Reporter: Nuril – Editor: Redaksi
Insitekaltim, Sangatta – Rumah Singgah Dinas Sosial (Dinsos) Kabupaten Kutai Timur (Kutim) tahun ini telah menerima pasien orang dengan gangguan jiwa (ODGJ) dan orang terlantar (OT) sebanyak 10 orang.
Pasien terakhir merupakan seorang ibu bersama bayinya yang dijemput oleh pihak Dinsos melalui Pekerja Sosial (Peksos) dan Penyuluh Sosial (Pensos) dari Rumah Sakit Umum Daerah (RSUD) Kudungga.
“Ini pasien terakhir yang masih kami tangani, kemarin kami jemput di RSUD Kudungga, sebelumnya sudah ada 8 orang yang dikembalikan ke daerah asalnya,” ungkap Kepala Dinsos Kutim, Jamiatulkhair melalui Peksos Hairul di Rumah Singgah Dinsos Kutim, Kamis (2/12/2021)

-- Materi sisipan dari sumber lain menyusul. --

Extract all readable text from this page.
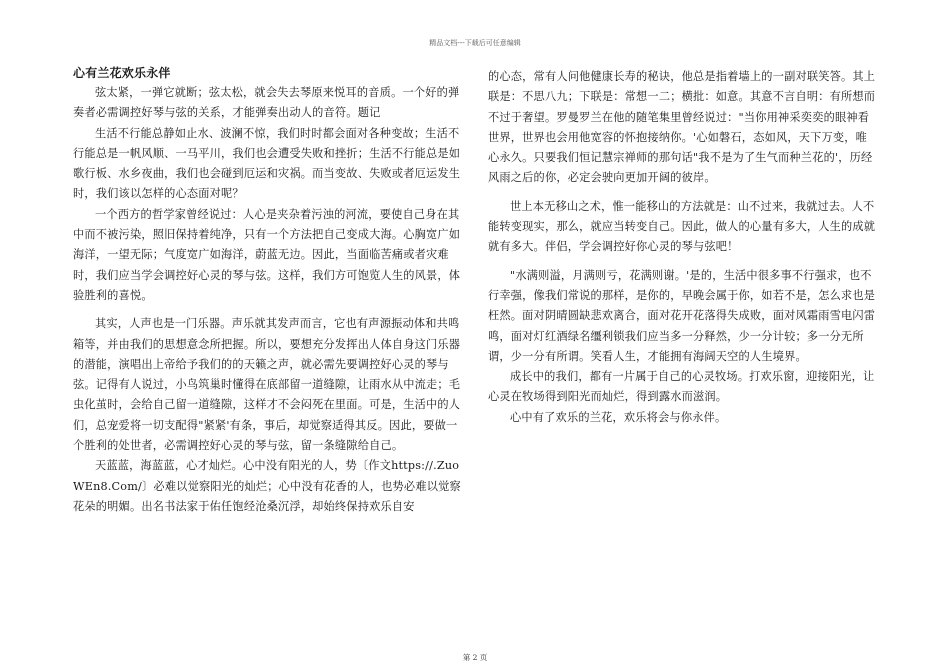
精品文档---下载后可任意编辑

心有兰花欢乐永伴

弦太紧，一弹它就断；弦太松，就会失去琴原来悦耳的音质。一个好的弹奏者必需调控好琴与弦的关系，才能弹奏出动人的音符。题记

生活不行能总静如止水、波澜不惊，我们时时都会面对各种变故；生活不行能总是一帆风顺、一马平川，我们也会遭受失败和挫折；生活不行能总是如歌行板、水乡夜曲，我们也会碰到厄运和灾祸。而当变故、失败或者厄运发生时，我们该以怎样的心态面对呢？

一个西方的哲学家曾经说过：人心是夹杂着污浊的河流，要使自己身在其中而不被污染，照旧保持着纯净，只有一个方法把自己变成大海。心胸宽广如海洋，一望无际；气度宽广如海洋，蔚蓝无边。因此，当面临苦痛或者灾难时，我们应当学会调控好心灵的琴与弦。这样，我们方可饱览人生的风景，体验胜利的喜悦。

其实，人声也是一门乐器。声乐就其发声而言，它也有声源振动体和共鸣箱等，并由我们的思想意念所把握。所以，要想充分发挥出人体自身这门乐器的潜能，演唱出上帝给予我们的的天籁之声，就必需先要调控好心灵的琴与弦。记得有人说过，小鸟筑巢时懂得在底部留一道缝隙，让雨水从中流走；毛虫化茧时，会给自己留一道缝隙，这样才不会闷死在里面。可是，生活中的人们，总宠爱将一切支配得"紧紧'有条，事后，却觉察适得其反。因此，要做一个胜利的处世者，必需调控好心灵的琴与弦，留一条缝隙给自己。

天蓝蓝，海蓝蓝，心才灿烂。心中没有阳光的人，势〔作文https://.ZuoWEn8.Com/〕必难以觉察阳光的灿烂；心中没有花香的人，也势必难以觉察花朵的明媚。出名书法家于佑任饱经沧桑沉浮，却始终保持欢乐自安

的心态，常有人问他健康长寿的秘诀，他总是指着墙上的一副对联笑答。其上联是：不思八九；下联是：常想一二；横批：如意。其意不言自明：有所想而不过于奢望。罗曼罗兰在他的随笔集里曾经说过："当你用神采奕奕的眼神看世界，世界也会用他宽容的怀抱接纳你。'心如磐石，态如风，天下万变，唯心永久。只要我们恒记慧宗禅师的那句话"我不是为了生气而种兰花的'，历经风雨之后的你，必定会驶向更加开阔的彼岸。

世上本无移山之术，惟一能移山的方法就是：山不过来，我就过去。人不能转变现实，那么，就应当转变自己。因此，做人的心量有多大，人生的成就就有多大。伴侣，学会调控好你心灵的琴与弦吧！

"水满则溢，月满则亏，花满则谢。'是的，生活中很多事不行强求，也不行幸强，像我们常说的那样，是你的，早晚会属于你，如若不是，怎么求也是枉然。面对阴晴圆缺悲欢离合，面对花开花落得失成败，面对风霜雨雪电闪雷鸣，面对灯红酒绿名缰利锁我们应当多一分释然，少一分计较；多一分无所谓，少一分有所谓。笑看人生，才能拥有海阔天空的人生境界。

成长中的我们，都有一片属于自己的心灵牧场。打欢乐窗，迎接阳光，让心灵在牧场得到阳光而灿烂，得到露水而滋润。

心中有了欢乐的兰花，欢乐将会与你永伴。

第 2 页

Lanjut dia, rumah singgah Dinsos Kutim melayani pasien kriteria yang sesuai dengan Kementerian Sosial (Kemensos). Di mana ada 26 klasifikasi pasien yang harus dilayani oleh rumah singgah Dinsos.
“Selain itu, ada beberapa tahapan yang harus dilalui pasien mulai dari penerimaan pasien hingga pengembalian pasien kepada keluarga atau daerah asal,” beber Hairul.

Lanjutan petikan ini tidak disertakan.